Volume of fluid required

The volume of fluid needed depends upon the following factors[22,25]:

1) Resuscitation fluid

  • Shocked patients (↑heart rate, ↑capillary refill time):
    • 20ml/kg of 0.9% (normal) saline over 15 minutes
    • If required, further 10ml/kg boluses up to a maximum of 40ml/kg at which point inotropes should be considered
    • Boluses for shocked patients should not be subtracted from the fluid deficit
  • Non-shocked patients
    • 10ml/kg bolus of 0.9% (normal) saline over 60 minutes
    • Do not give more than 10ml/kg without decision with the responsible consultant
    • Boluses for non-shocked patients should be subtracted from the fluid deficit

2) Fluid deficit

  • Deficit (ml) = % dehydration X weight (kg) X 10
    • Assume 5% dehydration in mild DKA (pH<7.3 or serum bicarbonate <15mmol/L)
    • Assume 7% dehydration in moderate DKA (pH<7.2 or serum bicarbonate <10mmol/L)
    • Assume 10% dehydration in severe DKA (pH<7.1 or serum bicarbonate <5mmol/L)

3) Maintenance fluid

    • Calculations are based upon body weight using the Holliday-Segar formula:
1st 10kg = 100ml/kg/day
Plus 50ml/kg/day for next 10kg
Plus 20ml/kg/day for each additional kg above 20kg
(up to a maximum of 80kg total body weight)
  • For DKA fluid calculations this volume needs be doubled as correction occurs over 48 hours[23,33-34]
  • APLS maintenance fluid calculations over-estimate requirement (particularly at younger ages) & should NOT be used

4) Fluid calculation

Hourly rate = (Deficit/48 hours) + maintenance per hour
  • Correction should occur over 48 hours[23,33-34]
  • Care should be taken when calculating fluid requirement & this should be documented in the patient’s notes
  • Do not give additional fluid to replace urinary losses
  • Greater volumes of fluid given within the first 4 hours have been shown to increase the risk of cerebral oedema[35]
  • BSPED have an online DKA fluid calculator[36]
Fig.11: Fluid requirement

Example

What is the fluid requirement for a 20kg boy who has a pH of 7.15 who is not clinically shocked?

Answer

Fluid bolus= 10ml x 20kg = 200ml
Deficit percentage= 7%
Deficit volume= 7% x 20kg x 10 = 1400ml
Deficit volume minus bolus volume = 1400ml – 200ml = 1200ml
Deficit replacement rate = 1200ml ÷48 hours = 25ml/hour
Daily maintenance volume (using Holliday-Segar formula) = 1500ml
Maintenance rate = 1500ml ÷ 24 = 62.5ml/hour
Starting fluid rate = deficit replacement rate + maintenance rate = 87.5ml/hour
Insulin infusion rate = 0.05 units/kg/hour x 20kg = 1.0 units/hour

 

Fig.12: Intravenous fluid volumes should be calculated carefully & documented in the patient’s notes

 

Type of fluid required

  • Resusitation fluid
    • 0.9% saline
    • There is no evidence to support the use of colloids or volume expanders in preference to crystalloids
    • There is evidence that rapid reduction in plasma osmolality increase risk of cerebral oedema[33] & hence, 0.45% saline should NOT be used in initial therapy
  • Initial intravenous therapy
    • 0.9% saline with 20mmol potassium in 500ml now continues throughout treatment
    • When blood sugar is less than 14mmol/L OR if it drops more than 5mmol/L/hour glucose is added

NB: the insulin infusion is also adjusted (see next section)

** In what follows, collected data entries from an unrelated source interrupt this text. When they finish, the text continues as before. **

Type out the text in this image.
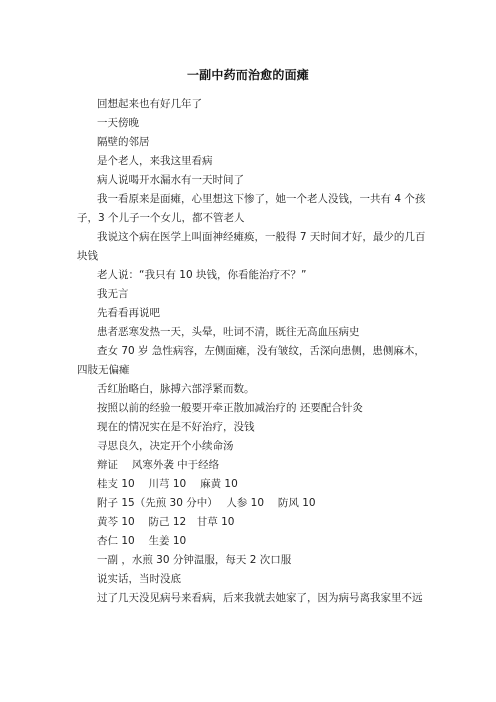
一副中药而治愈的面瘫

回想起来也有好几年了

一天傍晚

隔壁的邻居

是个老人，来我这里看病

病人说喝开水漏水有一天时间了

我一看原来是面瘫，心里想这下惨了，她一个老人没钱，一共有 4 个孩子，3 个儿子一个女儿，都不管老人

我说这个病在医学上叫面神经瘫痪，一般得 7 天时间才好，最少的几百块钱

老人说：“我只有 10 块钱，你看能治疗不？”

我无言

先看看再说吧

患者恶寒发热一天，头晕，吐词不清，既往无高血压病史

查女 70 岁 急性病容，左侧面瘫，没有皱纹，舌深向患侧，患侧麻木，四肢无偏瘫

舌红胎略白，脉搏六部浮紧而数。

按照以前的经验一般要开牵正散加减治疗的 还要配合针灸

现在的情况实在是不好治疗，没钱

寻思良久，决定开个小续命汤

辩证　 风寒外袭 中于经络

桂支 10　 川芎 10　 麻黄 10

附子 15（先煎 30 分中）　 人参 10　 防风 10

黄芩 10　 防己 12　甘草 10

杏仁 10　 生姜 10

一副 ，水煎 30 分钟温服，每天 2 次口服

说实话，当时没底

过了几天没见病号来看病，后来我就去她家了，因为病号离我家里不远
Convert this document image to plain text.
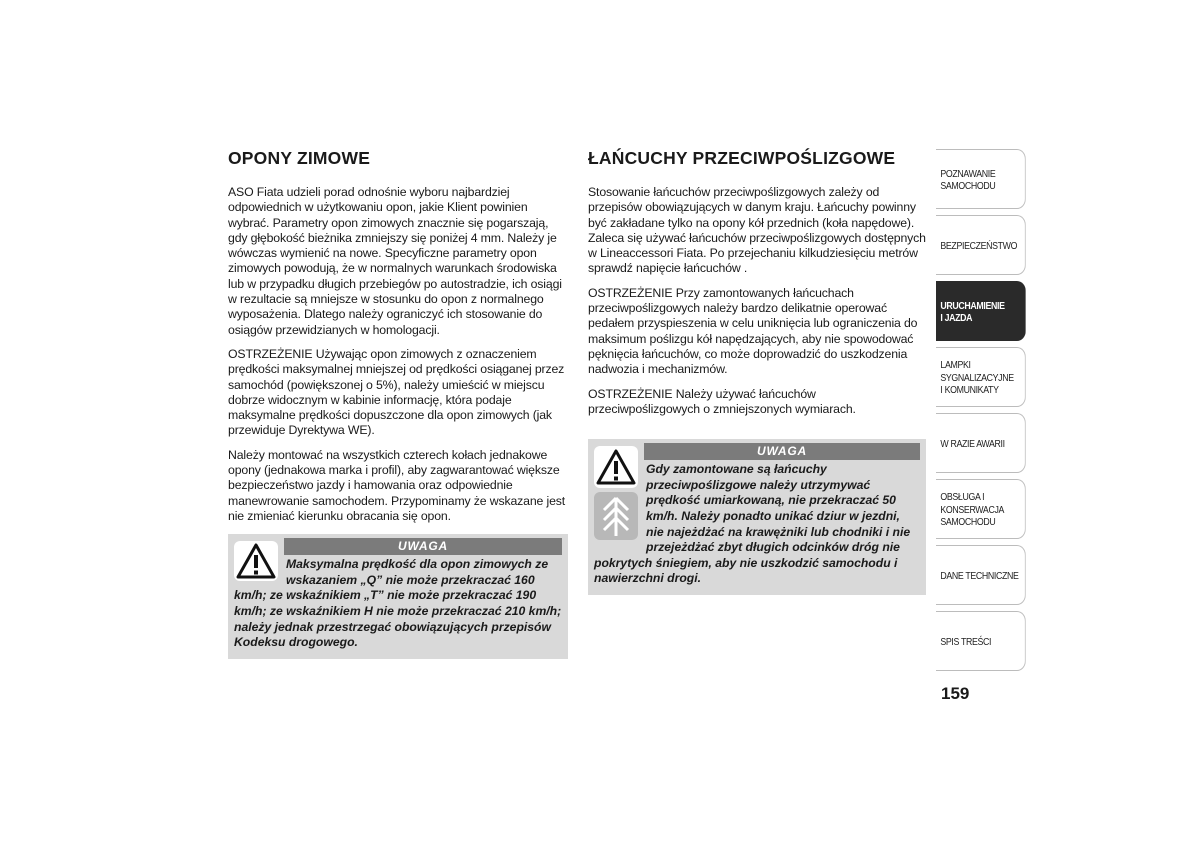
OPONY ZIMOWE

ASO Fiata udzieli porad odnośnie wyboru najbardziej odpowiednich w użytkowaniu opon, jakie Klient powinien wybrać. Parametry opon zimowych znacznie się pogarszają, gdy głębokość bieżnika zmniejszy się poniżej 4 mm. Należy je wówczas wymienić na nowe. Specyficzne parametry opon zimowych powodują, że w normalnych warunkach środowiska lub w przypadku długich przebiegów po autostradzie, ich osiągi w rezultacie są mniejsze w stosunku do opon z normalnego wyposażenia. Dlatego należy ograniczyć ich stosowanie do osiągów przewidzianych w homologacji.

OSTRZEŻENIE Używając opon zimowych z oznaczeniem prędkości maksymalnej mniejszej od prędkości osiąganej przez samochód (powiększonej o 5%), należy umieścić w miejscu dobrze widocznym w kabinie informację, która podaje maksymalne prędkości dopuszczone dla opon zimowych (jak przewiduje Dyrektywa WE).

Należy montować na wszystkich czterech kołach jednakowe opony (jednakowa marka i profil), aby zagwarantować większe bezpieczeństwo jazdy i hamowania oraz odpowiednie manewrowanie samochodem. Przypominamy że wskazane jest nie zmieniać kierunku obracania się opon.

UWAGA
Maksymalna prędkość dla opon zimowych ze wskazaniem „Q” nie może przekraczać 160 km/h; ze wskaźnikiem „T” nie może przekraczać 190 km/h; ze wskaźnikiem H nie może przekraczać 210 km/h; należy jednak przestrzegać obowiązujących przepisów Kodeksu drogowego.
ŁAŃCUCHY PRZECIWPOŚLIZGOWE

Stosowanie łańcuchów przeciwpoślizgowych zależy od przepisów obowiązujących w danym kraju. Łańcuchy powinny być zakładane tylko na opony kół przednich (koła napędowe). Zaleca się używać łańcuchów przeciwpoślizgowych dostępnych w Lineaccessori Fiata. Po przejechaniu kilkudziesięciu metrów sprawdź napięcie łańcuchów .

OSTRZEŻENIE Przy zamontowanych łańcuchach przeciwpoślizgowych należy bardzo delikatnie operować pedałem przyspieszenia w celu uniknięcia lub ograniczenia do maksimum poślizgu kół napędzających, aby nie spowodować pęknięcia łańcuchów, co może doprowadzić do uszkodzenia nadwozia i mechanizmów.

OSTRZEŻENIE Należy używać łańcuchów przeciwpoślizgowych o zmniejszonych wymiarach.

UWAGA
Gdy zamontowane są łańcuchy przeciwpoślizgowe należy utrzymywać prędkość umiarkowaną, nie przekraczać 50 km/h. Należy ponadto unikać dziur w jezdni, nie najeżdżać na krawężniki lub chodniki i nie przejeżdżać zbyt długich odcinków dróg nie pokrytych śniegiem, aby nie uszkodzić samochodu i nawierzchni drogi.
POZNAWANIE
SAMOCHODU
BEZPIECZEŃSTWO
URUCHAMIENIE
I JAZDA
LAMPKI
SYGNALIZACYJNE
I KOMUNIKATY
W RAZIE AWARII
OBSŁUGA I
KONSERWACJA
SAMOCHODU
DANE TECHNICZNE
SPIS TREŚCI
159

  • When blood sugar <14 MMOL/L
    • 0.9% saline & 5% glucose with 20mmol KCl in 500ml
  • If blood sugar <6MMOL/L
    • 0.9% saline & 10% glucose with 20mmol KCl in 500ml
      • Do not stop the insulin infusion
  • If blood sugar <4MMOL/L
    • Give a 2ml/kg bolus of 10% glucose
    • Temporarily pause the insulin infusion for 1 hour.

NB: greater ketosis indicates a need for more insulin hence, higher concentrations of glucose are required to prevent hypoglycaemia

Fig.13: Insulin and glucose requirements

 

Potassium

The average child in DKA is depleted in total body potassium irrespective of plasma level[37]

  • Average losses are 3-6mmol/kg[38-42]
  • i.e. our 20ml/kg boy in the previous example will be deficient by around 100mmol!

In addition, once insulin is started potassium will be driven into the intracellular compartment & plasma levels with decline rapidly[39]

ECG changes & cardiac arrhythmias can occur with hypokalaemia

  • Therefore (unless the child is anuric):
    • Always ensure every 500ml bag contains 20mmol potassium (40mmol/L)
    • Check electrolytes 2 hours after the start of fluid management & then at least 4 hourly
    • Use a cardiac monitor to detect T wave changes
    • If K<3mmol/L discuss with critical care as central access will be required for higher concentration replacement

Learning bite:

Potassium should be added to fluid regardless of serum level unless the patient is anuric.

 

Insulin

Insulin is required to normalise blood glucose & suppress ketogenesis

A continuous low dose IV infusion should be used

  • 50 units of Actrapid® in 50ml of 0.9% saline (1unit/ml solution)
  • Commence at EITHER 0.05 or 0.1 units/kg/hour
  • There is no evidence that one dose is superior to the other. 0.05 units/kg/hour should be sufficient in most cases. 0.1 units/kg/hour may be required in severe cases.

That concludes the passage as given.